Siklon Tropis Narelle yang saat ini berada di kawasan Australia Barat terus menunjukkan intensitas tinggi dan memberikan dampak tidak langsung terhadap kondisi cuaca di Indonesia.
Berdasarkan pembaruan terbaru dari Badan Meteorologi, Klimatologi, dan Geofisika (BMKG), siklon ini terpantau menyusuri wilayah pesisir North West Cape, Australia Barat, pada Jumat (27/3) pagi waktu setempat. Posisi pusat badai berada sekitar 22 kilometer di barat laut Exmouth.
Kategori Tinggi, Angin Capai 260 Km/Jam
Biro Meteorologi Australia (BoM) menetapkan Narelle sebagai siklon kategori 4. Kecepatan angin di sekitar pusat badai mencapai 185 kilometer per jam dengan hembusan hingga 260 kilometer per jam, yang berpotensi menimbulkan kerusakan signifikan di wilayah terdampak langsung.
Sejumlah wilayah yang masuk dalam zona peringatan antara lain Karratha, Onslow, Exmouth hingga Geraldton, serta wilayah pedalaman Pilbara.
Terbentuk Sejak Pertengahan Maret

Siklon Tropis Narelle terbentuk dari Bibit Siklon Tropis 96P yang mulai berkembang pada pertengahan Maret 2026. Sistem ini resmi menjadi siklon tropis pada 17 Maret 2026 dan terus mengalami penguatan dalam beberapa hari berikutnya.
Dalam skala global, Narelle bahkan tercatat sebagai salah satu siklon terkuat di tahun 2026 dengan tekanan minimum mencapai sekitar 925 hPa.

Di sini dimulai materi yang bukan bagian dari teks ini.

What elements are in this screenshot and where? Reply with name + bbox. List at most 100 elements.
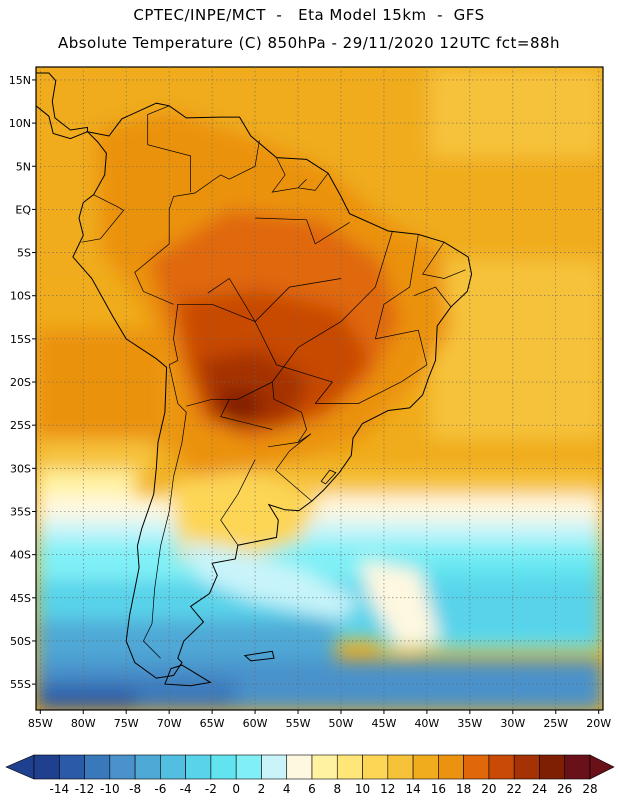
colorbar-swatch — [58, 754, 85, 780]
colorbar-swatch — [488, 754, 515, 780]
lat-label: 50S — [10, 635, 31, 648]
lon-label: 45W — [371, 717, 396, 730]
lat-label: 10N — [9, 117, 31, 130]
colorbar-label: 12 — [380, 782, 395, 796]
colorbar-swatch — [210, 754, 237, 780]
colorbar-label: 28 — [582, 782, 597, 796]
colorbar-label: 22 — [507, 782, 522, 796]
country-border — [254, 278, 342, 404]
lat-label: 15S — [10, 333, 31, 346]
colorbar-label: 26 — [557, 782, 572, 796]
lagoon-outline — [320, 469, 337, 485]
colorbar-swatch — [564, 754, 591, 780]
lat-label: 10S — [10, 290, 31, 303]
country-border — [267, 381, 307, 448]
lat-label: 15N — [9, 74, 31, 87]
lat-label: 20S — [10, 376, 31, 389]
country-border — [275, 433, 313, 502]
lon-label: 80W — [71, 717, 96, 730]
coastline — [72, 102, 473, 679]
country-border — [147, 105, 191, 193]
country-border — [297, 172, 329, 191]
lon-label: 40W — [414, 717, 439, 730]
colorbar-swatch — [160, 754, 186, 780]
colorbar: -14 -12 -10 -8 -6 -4 -2 0 2 4 6 8 10 12 14 16 18 20 22 24 26… — [5, 754, 615, 796]
lon-label: 55W — [286, 717, 311, 730]
colorbar-label: 16 — [431, 782, 446, 796]
colorbar-swatch — [286, 754, 313, 780]
lon-label: 25W — [543, 717, 568, 730]
title-line-2: Absolute Temperature (C) 850hPa - 29/11/… — [57, 34, 561, 52]
colorbar-label: 0 — [232, 782, 240, 796]
lon-label: 20W — [586, 717, 611, 730]
colorbar-label: 24 — [532, 782, 547, 796]
colorbar-swatch — [539, 754, 566, 780]
lat-label: 45S — [10, 592, 31, 605]
country-border — [413, 286, 452, 308]
colorbar-swatch — [362, 754, 389, 780]
colorbar-label: -12 — [75, 782, 95, 796]
colorbar-arrow-high — [589, 754, 615, 780]
lon-label: 35W — [457, 717, 482, 730]
lon-label: 60W — [243, 717, 268, 730]
colorbar-swatch — [412, 754, 439, 780]
colorbar-swatch — [235, 754, 262, 780]
colorbar-swatch — [84, 754, 111, 780]
lat-label: 5S — [17, 247, 31, 260]
colorbar-swatch — [387, 754, 414, 780]
map-frame — [35, 66, 604, 711]
lat-label: 25S — [10, 419, 31, 432]
colorbar-label: 6 — [308, 782, 316, 796]
colorbar-swatch — [311, 754, 338, 780]
country-border — [81, 194, 125, 243]
colorbar-label: -10 — [100, 782, 120, 796]
lat-label: 40S — [10, 549, 31, 562]
country-border — [229, 140, 260, 180]
coastline — [243, 650, 275, 662]
lon-label: 85W — [28, 717, 53, 730]
colorbar-label: -4 — [180, 782, 192, 796]
colorbar-swatch — [261, 754, 288, 780]
title-line-1: CPTEC/INPE/MCT - Eta Model 15km - GFS — [133, 6, 485, 24]
lat-label: 55S — [10, 678, 31, 691]
colorbar-label: 18 — [456, 782, 471, 796]
colorbar-label: 14 — [405, 782, 420, 796]
country-border — [142, 364, 187, 659]
colorbar-label: 20 — [481, 782, 496, 796]
country-border — [255, 217, 350, 245]
colorbar-label: -6 — [154, 782, 166, 796]
country-border — [169, 303, 256, 366]
country-border — [220, 399, 273, 430]
colorbar-label: 2 — [258, 782, 266, 796]
colorbar-label: -2 — [205, 782, 217, 796]
country-border — [186, 381, 273, 407]
colorbar-swatch — [134, 754, 161, 780]
colorbar-swatch — [185, 754, 212, 780]
coastline — [164, 664, 212, 687]
colorbar-label: -14 — [49, 782, 69, 796]
colorbar-label: -8 — [129, 782, 141, 796]
country-border — [422, 242, 466, 279]
lon-label: 50W — [329, 717, 354, 730]
country-border — [374, 234, 419, 339]
colorbar-swatch — [438, 754, 464, 780]
coastline — [36, 72, 88, 140]
lat-label: EQ — [15, 203, 31, 216]
colorbar-swatch — [109, 754, 136, 780]
lat-label: 30S — [10, 462, 31, 475]
lon-label: 65W — [200, 717, 225, 730]
colorbar-label: 4 — [283, 782, 291, 796]
country-border — [207, 278, 256, 322]
colorbar-arrow-low — [5, 754, 35, 780]
country-border — [134, 174, 230, 305]
lon-label: 75W — [114, 717, 139, 730]
colorbar-swatch — [513, 754, 540, 780]
lon-label: 30W — [500, 717, 525, 730]
lat-label: 35S — [10, 505, 31, 518]
lon-label: 70W — [157, 717, 182, 730]
country-border — [271, 157, 307, 193]
colorbar-swatch — [33, 754, 60, 780]
colorbar-label: 8 — [333, 782, 341, 796]
country-border — [272, 230, 393, 383]
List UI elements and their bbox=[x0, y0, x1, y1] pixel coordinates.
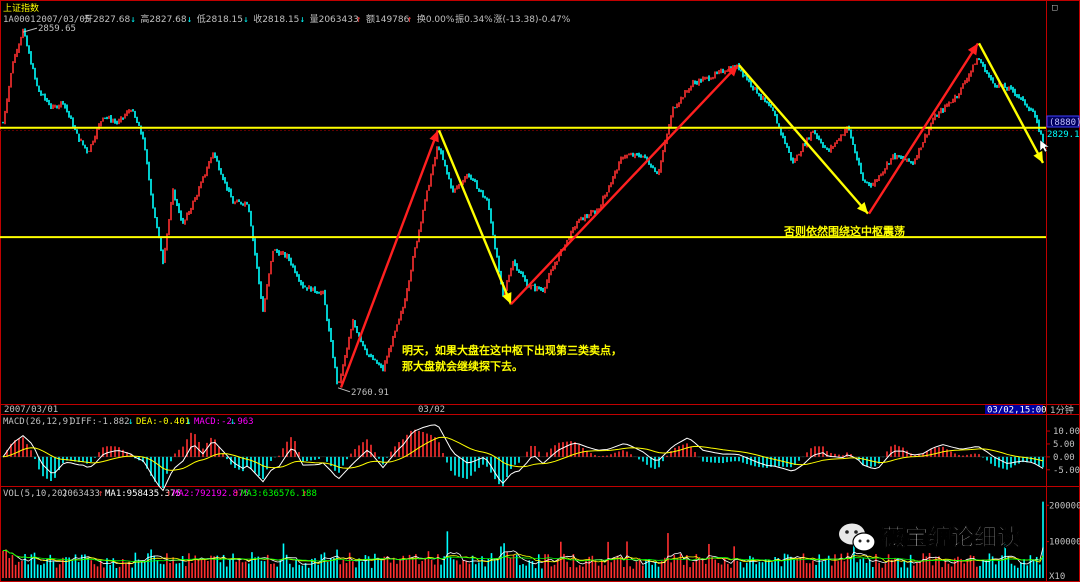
high-label-leader bbox=[22, 27, 38, 33]
header-stat-arrow-2: ↓ bbox=[243, 15, 248, 25]
macd-dea-line bbox=[2, 436, 1044, 471]
header-stat-arrow-5: ↑ bbox=[407, 15, 412, 25]
trend-arrow-head-2 bbox=[726, 65, 738, 77]
last-price-value: 2829.11 bbox=[1047, 130, 1080, 140]
period-label[interactable]: 1分钟 bbox=[1050, 404, 1074, 416]
vol-title: VOL(5,10,20) bbox=[3, 489, 68, 499]
macd-histogram bbox=[6, 429, 1044, 488]
trend-arrow-shaft-0 bbox=[339, 129, 440, 388]
trend-arrow-shaft-1 bbox=[437, 129, 513, 305]
macd-dea-arrow: ↓ bbox=[186, 417, 191, 427]
header-stat-arrow-1: ↓ bbox=[187, 15, 192, 25]
last-price-box-text: (8880) bbox=[1049, 118, 1080, 128]
macd-diff: DIFF:-1.882 bbox=[70, 417, 130, 427]
low-label: 2760.91 bbox=[337, 387, 389, 398]
price-bars bbox=[2, 28, 1044, 385]
vol-tick-0: 200000 bbox=[1049, 501, 1080, 511]
trend-arrow-shaft-4 bbox=[867, 42, 980, 215]
vol-axis-ticks: 200000 100000 bbox=[1046, 501, 1080, 548]
vol-value-arrow: ↑ bbox=[98, 489, 103, 499]
high-label: 2859.65 bbox=[22, 24, 76, 34]
time-axis-start: 2007/03/01 bbox=[4, 405, 58, 415]
macd-tick-1: 5.00 bbox=[1053, 440, 1075, 450]
trend-arrows bbox=[339, 42, 1045, 388]
trend-arrow-head-3 bbox=[857, 202, 868, 214]
macd-title: MACD(26,12,9) bbox=[3, 417, 73, 427]
trend-arrow-head-1 bbox=[502, 292, 512, 305]
stock-code: 1A0001 bbox=[3, 15, 36, 25]
vol-ma3-line bbox=[2, 549, 1044, 563]
macd-axis-ticks: 10.00 5.00 0.00 -5.00 bbox=[1046, 427, 1080, 476]
trend-arrow-head-5 bbox=[1033, 150, 1043, 163]
vol-tick-1: 100000 bbox=[1049, 538, 1080, 548]
last-price-box bbox=[1046, 115, 1080, 128]
header-date: 2007/03/05 bbox=[36, 15, 90, 25]
macd-tick-3: -5.00 bbox=[1053, 466, 1080, 476]
vol-header: VOL(5,10,20) 2063433 ↑ MA1:958435.375 ↑ … bbox=[3, 489, 317, 499]
header-stat-2: 低2818.15 bbox=[197, 13, 243, 25]
vol-ma2-line bbox=[2, 549, 1044, 564]
vol-ma1-arrow: ↑ bbox=[166, 489, 171, 499]
time-cursor-text: 03/02,15:00 bbox=[987, 406, 1047, 416]
vol-ma2-arrow: ↑ bbox=[234, 489, 239, 499]
header-stat-arrow-3: ↓ bbox=[300, 15, 305, 25]
header-stat-4: 量2063433 bbox=[310, 14, 359, 25]
time-cursor-box bbox=[985, 405, 1043, 414]
trend-arrow-shaft-5 bbox=[977, 42, 1045, 164]
header-stat-7: 振0.34% bbox=[455, 13, 493, 25]
high-label-text: 2859.65 bbox=[38, 24, 76, 34]
trend-arrow-shaft-3 bbox=[738, 64, 869, 215]
header-stat-0: 开2827.68 bbox=[84, 14, 130, 25]
annotation-third-sell-line1: 明天，如果大盘在这中枢下出现第三类卖点， bbox=[402, 343, 622, 357]
vol-unit: X10 bbox=[1049, 572, 1065, 582]
header-stat-arrow-4: ↑ bbox=[356, 15, 361, 25]
macd-value-arrow: ↓ bbox=[230, 417, 235, 427]
header-stat-arrow-0: ↓ bbox=[130, 15, 135, 25]
annotation-oscillate: 否则依然围绕这中枢震荡 bbox=[783, 224, 905, 238]
header-stat-5: 额149786 bbox=[366, 13, 410, 25]
macd-tick-0: 10.00 bbox=[1053, 427, 1080, 437]
vol-ma3: MA3:636576.188 bbox=[241, 489, 317, 499]
macd-dea: DEA:-0.401 bbox=[136, 417, 190, 427]
header-stat-1: 高2827.68 bbox=[140, 13, 186, 25]
header-stat-3: 收2818.15 bbox=[253, 13, 299, 25]
watermark-text: 薇宝缠论细读 bbox=[881, 524, 1020, 551]
vol-ma2: MA2:792192.875 bbox=[173, 489, 249, 499]
header-stat-8: 涨(-13.38)-0.47% bbox=[493, 14, 570, 25]
macd-diff-arrow: ↓ bbox=[128, 417, 133, 427]
vol-ma3-arrow: ↑ bbox=[302, 489, 307, 499]
header-stats: 开2827.68 ↓ 高2827.68 ↓ 低2818.15 ↓ 收2818.15 ↓ 量206… bbox=[84, 13, 571, 25]
cursor-icon bbox=[1039, 139, 1050, 153]
vol-ma1: MA1:958435.375 bbox=[105, 489, 181, 499]
macd-tick-2: 0.00 bbox=[1053, 453, 1075, 463]
trend-arrow-shaft-2 bbox=[510, 64, 739, 306]
app-title: 上证指数 bbox=[3, 2, 39, 14]
header-stat-6: 换0.00% bbox=[417, 13, 455, 25]
watermark: 薇宝缠论细读 bbox=[839, 523, 1020, 552]
low-label-text: 2760.91 bbox=[351, 388, 389, 398]
vol-bars bbox=[2, 501, 1044, 578]
macd-header: MACD(26,12,9) DIFF:-1.882 ↓ DEA:-0.401 ↓… bbox=[3, 417, 254, 427]
trend-arrow-head-0 bbox=[429, 130, 439, 143]
low-label-leader bbox=[337, 387, 351, 393]
header-corner-icon: □ bbox=[1052, 3, 1058, 13]
wechat-icon bbox=[839, 523, 876, 552]
trend-arrow-head-4 bbox=[967, 43, 978, 56]
time-axis-mid: 03/02 bbox=[418, 405, 445, 415]
annotation-third-sell-line2: 那大盘就会继续探下去。 bbox=[402, 359, 523, 373]
vol-value: 2063433 bbox=[62, 489, 100, 499]
macd-value: MACD:-2.963 bbox=[194, 417, 254, 427]
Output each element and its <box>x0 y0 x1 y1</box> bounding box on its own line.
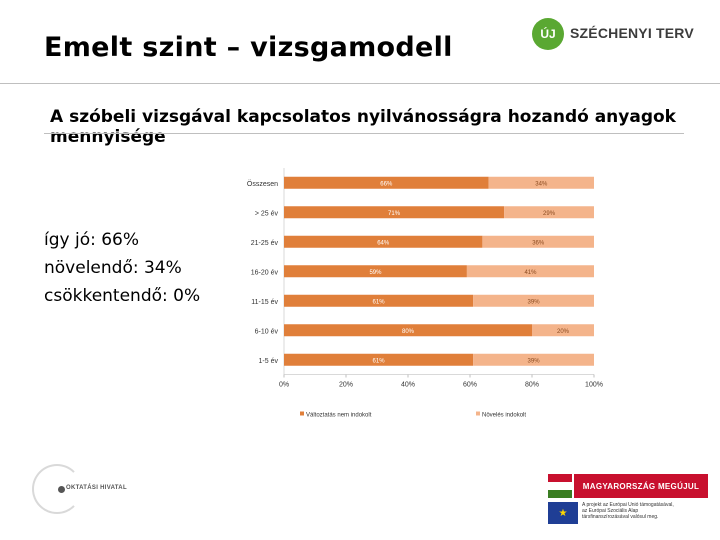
legend-label: Növelés indokolt <box>482 413 526 419</box>
summary-decrease: csökkentendő: 0% <box>44 286 201 306</box>
x-tick-label: 0% <box>279 382 289 389</box>
category-label: 21-25 év <box>251 240 279 247</box>
x-tick-label: 20% <box>339 382 353 389</box>
eu-notice-text: A projekt az Európai Unió támogatásával,… <box>582 502 712 520</box>
szechenyi-logo-text: SZÉCHENYI TERV <box>570 25 694 41</box>
data-label: 59% <box>369 270 382 276</box>
data-label: 80% <box>402 329 415 335</box>
title-divider <box>0 83 720 84</box>
data-label: 66% <box>380 181 393 187</box>
bar-segment <box>284 353 474 366</box>
category-label: 6-10 év <box>255 328 279 335</box>
bar-segment <box>473 353 594 366</box>
data-label: 34% <box>535 181 548 187</box>
summary-increase: növelendő: 34% <box>44 258 182 278</box>
category-label: 11-15 év <box>251 299 278 306</box>
bar-segment <box>284 206 505 219</box>
data-label: 20% <box>557 329 570 335</box>
data-label: 39% <box>528 358 541 364</box>
bar-segment <box>284 294 474 307</box>
office-dot-shape <box>58 486 65 493</box>
eu-text-line-1: A projekt az Európai Unió támogatásával, <box>582 502 674 508</box>
szechenyi-terv-logo: ÚJ SZÉCHENYI TERV <box>532 14 712 58</box>
category-label: > 25 év <box>255 210 279 217</box>
x-tick-label: 100% <box>585 382 603 389</box>
chart-subtitle: A szóbeli vizsgával kapcsolatos nyilváno… <box>50 107 676 147</box>
summary-ok: így jó: 66% <box>44 230 140 250</box>
legend-swatch <box>476 411 480 416</box>
eu-flag-icon: ★ <box>548 502 578 524</box>
bar-segment <box>532 324 594 337</box>
data-label: 29% <box>543 211 556 217</box>
x-tick-label: 60% <box>463 382 477 389</box>
data-label: 36% <box>532 240 545 246</box>
category-label: Összesen <box>247 180 278 188</box>
magyarorszag-megujul-banner: MAGYARORSZÁG MEGÚJUL <box>548 474 708 498</box>
category-label: 1-5 év <box>259 358 279 365</box>
bar-segment <box>482 235 594 248</box>
stacked-bar-chart: Összesen 66% 34% > 25 év 71% 29% 21-25 év 64% 36… <box>247 168 603 419</box>
data-label: 61% <box>373 299 386 305</box>
legend-swatch <box>300 411 304 416</box>
bar-segment <box>284 176 489 189</box>
eu-text-line-2: az Európai Szociális Alap <box>582 508 639 514</box>
subtitle-divider <box>44 133 684 134</box>
office-arc-shape <box>32 464 82 514</box>
bar-segment <box>284 235 483 248</box>
data-label: 71% <box>388 211 401 217</box>
data-label: 61% <box>373 358 386 364</box>
summary-box: így jó: 66% növelendő: 34% csökkentendő:… <box>44 226 200 310</box>
eu-funding-notice: ★ A projekt az Európai Unió támogatásáva… <box>548 502 713 530</box>
slide-title: Emelt szint – vizsgamodell <box>44 32 453 63</box>
office-logo-text: OKTATÁSI HIVATAL <box>66 485 127 491</box>
category-label: 16-20 év <box>251 269 279 276</box>
szechenyi-logo-mark: ÚJ <box>532 18 564 50</box>
x-tick-label: 40% <box>401 382 415 389</box>
data-label: 41% <box>524 270 537 276</box>
hungarian-flag-icon <box>548 474 572 498</box>
oktatasi-hivatal-logo: OKTATÁSI HIVATAL <box>18 458 138 522</box>
legend-label: Változtatás nem indokolt <box>306 413 372 419</box>
bar-segment <box>473 294 594 307</box>
bar-segment <box>284 324 532 337</box>
data-label: 39% <box>528 299 541 305</box>
bar-segment <box>504 206 594 219</box>
bar-segment <box>284 265 467 278</box>
bar-segment <box>466 265 594 278</box>
banner-text: MAGYARORSZÁG MEGÚJUL <box>574 474 708 498</box>
eu-text-line-3: társfinanszírozásával valósul meg. <box>582 514 659 520</box>
x-tick-label: 80% <box>525 382 539 389</box>
bar-segment <box>488 176 594 189</box>
data-label: 64% <box>377 240 390 246</box>
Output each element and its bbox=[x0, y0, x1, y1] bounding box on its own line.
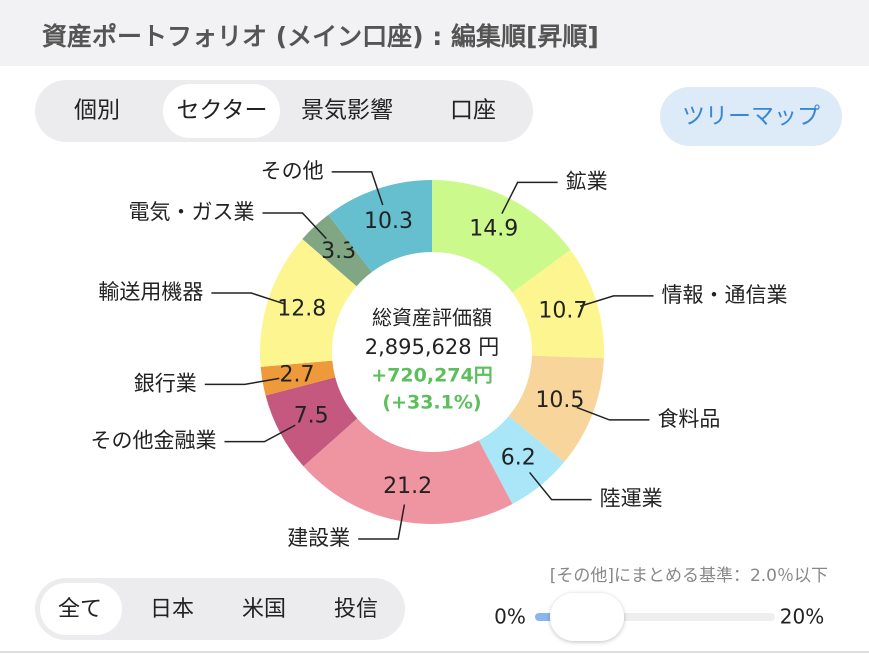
filter-bar bbox=[35, 578, 405, 640]
leader-line bbox=[331, 171, 384, 206]
slider-min: 0% bbox=[494, 605, 526, 629]
filter-tab[interactable]: 米国 bbox=[242, 597, 286, 622]
tab-bar bbox=[35, 80, 533, 142]
filter-tab[interactable]: 日本 bbox=[150, 597, 194, 622]
slider-max: 20% bbox=[780, 605, 824, 629]
filter-tab[interactable]: 投信 bbox=[334, 597, 378, 622]
inner-hole bbox=[346, 266, 518, 438]
center-gain: +720,274円 bbox=[371, 365, 492, 387]
tab[interactable]: 景気影響 bbox=[301, 98, 393, 124]
center-label: 総資産評価額 bbox=[372, 306, 492, 330]
view-button[interactable] bbox=[660, 87, 842, 146]
slice bbox=[303, 418, 513, 524]
category-label: 情報・通信業 bbox=[662, 283, 788, 307]
value-label: 10.3 bbox=[364, 209, 413, 234]
tab[interactable]: 口座 bbox=[450, 98, 496, 124]
slider-caption: [その他]にまとめる基準：2.0％以下 bbox=[550, 566, 828, 586]
category-label: 鉱業 bbox=[566, 169, 608, 193]
category-label: 電気・ガス業 bbox=[128, 200, 254, 224]
category-label: 輸送用機器 bbox=[98, 280, 203, 304]
value-label: 14.9 bbox=[469, 217, 518, 242]
filter-tab[interactable]: 全て bbox=[58, 597, 102, 622]
leader-line bbox=[579, 295, 654, 307]
value-label: 6.2 bbox=[501, 445, 536, 470]
slice bbox=[508, 355, 604, 463]
leader-line bbox=[224, 424, 296, 443]
filter-selected bbox=[40, 583, 122, 635]
category-label: その他 bbox=[261, 159, 324, 183]
category-label: 銀行業 bbox=[134, 371, 197, 395]
center-gain-percent: (+33.1%) bbox=[382, 392, 481, 414]
value-label: 2.7 bbox=[279, 362, 314, 387]
slice bbox=[328, 180, 432, 273]
slice bbox=[432, 180, 571, 293]
leader-line bbox=[358, 504, 406, 540]
slider-thumb[interactable] bbox=[550, 593, 624, 641]
slice bbox=[260, 238, 357, 367]
leader-line bbox=[529, 471, 592, 501]
donut-chart: 14.9 鉱業 10.7 情報・通信業 10.5 食料品 6.2 陸運業 21.2 建設業 7.5 そ… bbox=[90, 159, 787, 550]
leader-line bbox=[262, 212, 327, 240]
header-title: 資産ポートフォリオ (メイン口座) : 編集順[昇順] bbox=[42, 22, 599, 51]
category-label: 建設業 bbox=[287, 526, 350, 550]
leader-line bbox=[204, 377, 280, 386]
category-label: 陸運業 bbox=[600, 487, 663, 511]
slice bbox=[265, 377, 358, 467]
slice bbox=[512, 249, 604, 359]
tab[interactable]: セクター bbox=[176, 98, 267, 124]
slice bbox=[302, 214, 372, 287]
value-label: 12.8 bbox=[277, 297, 326, 322]
value-label: 21.2 bbox=[383, 474, 432, 499]
leader-line bbox=[576, 406, 650, 421]
category-label: 食料品 bbox=[657, 407, 720, 431]
value-label: 7.5 bbox=[294, 404, 329, 429]
leader-line bbox=[501, 181, 558, 214]
tab[interactable]: 個別 bbox=[74, 98, 120, 124]
value-label: 10.5 bbox=[535, 388, 584, 413]
category-label: その他金融業 bbox=[90, 429, 216, 453]
view-button-label[interactable]: ツリーマップ bbox=[682, 104, 820, 130]
leader-line bbox=[211, 292, 285, 305]
slice bbox=[260, 360, 336, 396]
center-total: 2,895,628 円 bbox=[365, 335, 500, 359]
value-label: 10.7 bbox=[538, 299, 587, 324]
header-bar bbox=[0, 0, 869, 66]
tab-selected bbox=[163, 84, 280, 138]
slice bbox=[478, 416, 565, 505]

Dampak ke Indonesia: Hujan Lebat dan Gelombang Tinggi
Meski pusat badai berada di luar wilayah Indonesia, BMKG menegaskan bahwa dampaknya tetap dirasakan secara tidak langsung, terutama dalam bentuk peningkatan curah hujan dan gelombang laut.
Sejumlah wilayah yang berpotensi mengalami hujan sedang hingga lebat meliputi:
- Banten
- DKI Jakarta
- Jawa Barat
- Jawa Tengah
- DI Yogyakarta
- Jawa Timur
Selain itu, gelombang laut dengan ketinggian hingga 2,5 meter diperkirakan terjadi di perairan selatan Jawa hingga Nusa Tenggara, serta Samudra Hindia selatan Indonesia.
Imbauan Kewaspadaan
BMKG mengimbau masyarakat untuk tetap waspada terhadap potensi cuaca ekstrem, termasuk hujan lebat yang dapat disertai angin kencang dan risiko bencana hidrometeorologi seperti banjir dan longsor.
Sementara itu, aktivitas pelayaran dan nelayan di perairan selatan Indonesia juga diminta berhati-hati terhadap peningkatan tinggi gelombang dalam beberapa hari ke depan.
Hingga Jumat malam (27/3), siklon diperkirakan masih memberikan pengaruh terhadap cuaca Indonesia dalam 24 jam ke depan, meskipun pusat badai terus bergerak menjauh ke arah barat daya Australia.